Fred was lying fast asleep, and, the night having been warm, he had kicked all the clothes off, so Harry and Philip collected the hair-brushes in the two bedrooms, which, old and new, amounted to five; after which, Harry slipped down into the hall, and brought up the two clothes-brushes, and these they carefully arranged upon the bed, all on one side of the sleeper. They next screwed up the corner of a handkerchief, and began to tickle him on the side farthest from the brushes. The first application of the tickler produced an impatient rub; the second, an irritable scratch; but the third made the sleeper turn right over on to the sharp brushes, and begin to curl and twist about with pain.

“Oh, dear! what’s—ah—ah—er—oh, dear—don’t. What’s in the bed?” said Fred, muttering and groaning and twisting amongst the brushes, but still keeping his eyes obstinately closed.

His tormentors roared with laughter; and it was this mirth which thoroughly aroused Fred to the comprehension of his position, which he no sooner realised than he sat up in bed, but in so doing only increased his pain—penetrating hair-brushes, although meant expressly for going through the hair, having, for all that, the power to pierce the skin, as Fred found, and he soon made a sort of rabbit leap off the bed on to the floor, and confronted his tormentors, who directly took to ignoble flight; but they did not get off scot-free, for Fred managed to send a missile in the shape of one of the brushes flying after them, and it caught Harry a pretty good thump in the back with the hardest part.

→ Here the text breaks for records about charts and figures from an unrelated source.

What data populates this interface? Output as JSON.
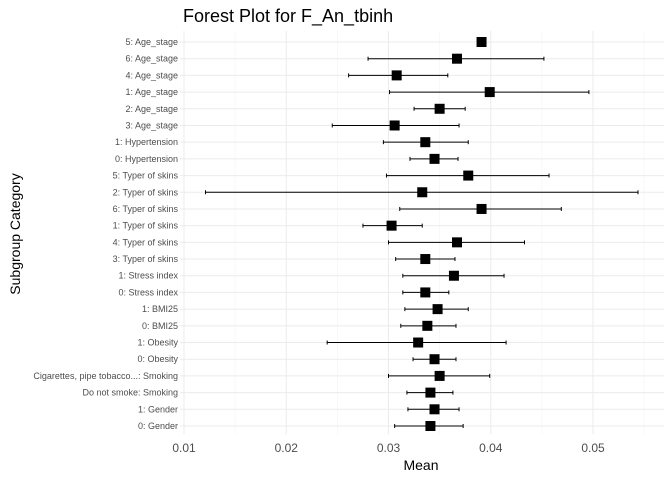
{
  "chart_data": {
    "type": "forest",
    "title": "Forest Plot for F_An_tbinh",
    "xlabel": "Mean",
    "ylabel": "Subgroup Category",
    "xlim": [
      0.01,
      0.056
    ],
    "xticks": [
      0.01,
      0.02,
      0.03,
      0.04,
      0.05
    ],
    "xtick_labels": [
      "0.01",
      "0.02",
      "0.03",
      "0.04",
      "0.05"
    ],
    "grid": true,
    "rows": [
      {
        "label": "5: Age_stage",
        "mean": 0.0391,
        "lower": null,
        "upper": null
      },
      {
        "label": "6: Age_stage",
        "mean": 0.0367,
        "lower": 0.028,
        "upper": 0.0452
      },
      {
        "label": "4: Age_stage",
        "mean": 0.0308,
        "lower": 0.0261,
        "upper": 0.0358
      },
      {
        "label": "1: Age_stage",
        "mean": 0.0399,
        "lower": 0.0301,
        "upper": 0.0496
      },
      {
        "label": "2: Age_stage",
        "mean": 0.035,
        "lower": 0.0325,
        "upper": 0.0375
      },
      {
        "label": "3: Age_stage",
        "mean": 0.0306,
        "lower": 0.0245,
        "upper": 0.0369
      },
      {
        "label": "1: Hypertension",
        "mean": 0.0336,
        "lower": 0.0295,
        "upper": 0.0378
      },
      {
        "label": "0: Hypertension",
        "mean": 0.0345,
        "lower": 0.0321,
        "upper": 0.0368
      },
      {
        "label": "5: Typer of skins",
        "mean": 0.0378,
        "lower": 0.0298,
        "upper": 0.0457
      },
      {
        "label": "2: Typer of skins",
        "mean": 0.0333,
        "lower": 0.0121,
        "upper": 0.0544
      },
      {
        "label": "6: Typer of skins",
        "mean": 0.0391,
        "lower": 0.0311,
        "upper": 0.0469
      },
      {
        "label": "1: Typer of skins",
        "mean": 0.0303,
        "lower": 0.0275,
        "upper": 0.0333
      },
      {
        "label": "4: Typer of skins",
        "mean": 0.0367,
        "lower": 0.03,
        "upper": 0.0433
      },
      {
        "label": "3: Typer of skins",
        "mean": 0.0336,
        "lower": 0.0307,
        "upper": 0.0365
      },
      {
        "label": "1: Stress index",
        "mean": 0.0364,
        "lower": 0.0314,
        "upper": 0.0413
      },
      {
        "label": "0: Stress index",
        "mean": 0.0336,
        "lower": 0.0314,
        "upper": 0.0359
      },
      {
        "label": "1: BMI25",
        "mean": 0.0348,
        "lower": 0.0316,
        "upper": 0.0378
      },
      {
        "label": "0: BMI25",
        "mean": 0.0338,
        "lower": 0.0312,
        "upper": 0.0366
      },
      {
        "label": "1: Obesity",
        "mean": 0.0329,
        "lower": 0.024,
        "upper": 0.0415
      },
      {
        "label": "0: Obesity",
        "mean": 0.0345,
        "lower": 0.0324,
        "upper": 0.0366
      },
      {
        "label": "Cigarettes, pipe tobacco...: Smoking",
        "mean": 0.035,
        "lower": 0.03,
        "upper": 0.0399
      },
      {
        "label": "Do not smoke: Smoking",
        "mean": 0.0341,
        "lower": 0.0318,
        "upper": 0.0363
      },
      {
        "label": "1: Gender",
        "mean": 0.0345,
        "lower": 0.0319,
        "upper": 0.0369
      },
      {
        "label": "0: Gender",
        "mean": 0.0341,
        "lower": 0.0306,
        "upper": 0.0373
      }
    ],
    "colors": {
      "points": "#000000",
      "ci": "#000000",
      "grid": "#ebebeb",
      "background": "#ffffff"
    }
  }
}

“I say,” said Philip, when they were nearly dressed, “we were to have gone to the mill last night to bob for eels; let’s go to-night, or Dusty Bob will think we are not coming.”

“Oh, he wouldn’t expect us when he saw what a fire there was. He would know that we should not go directly afterwards. But we might go to-night, though. Let’s ask Mamma to have tea early, so that we can start directly after.”

“Well, but we have not had breakfast yet,” said Fred.

“Well, I know that,” said Harry; “but it’s always best to be in good time about everything, and then you don’t get all behind. I say, what shall we do this morning? I should like to go down to the seashore. Let’s ask Papa to take us.”

“Why, what’s the use,” said Philip, “when you know how busy he is about the fire? I shouldn’t like to ask him. But he said he would take us again before Fred goes back, so let’s wait and see.”

Breakfast finished, the boys went out in the garden to amuse themselves, and plenty there always seemed to be in that garden to amuse any one of reasonable desires. There was fruit in abundance to begin with—no bad thing for a commencement either, as Harry appeared to think, for he began feasting first upon the gooseberries, and then turned his attention to the cherries on the big tree in the corner by the shrubbery—the tree which bore the great white Bigareau cherries; and it was quite time they were picked, for some were split right down the side from over-ripeness, while the sparrows had been attacking others, and had committed sad havoc amongst them—the little pert rascals having picked out all the finest and ripest for their operations, and then, after taking a few bites out of the richest and sweetest part, they commenced upon another. As for Harry, who was not at all a particular youth, he used to make a point of choosing the sparrow-picked cherries—saying that they were the ripest and sweetest.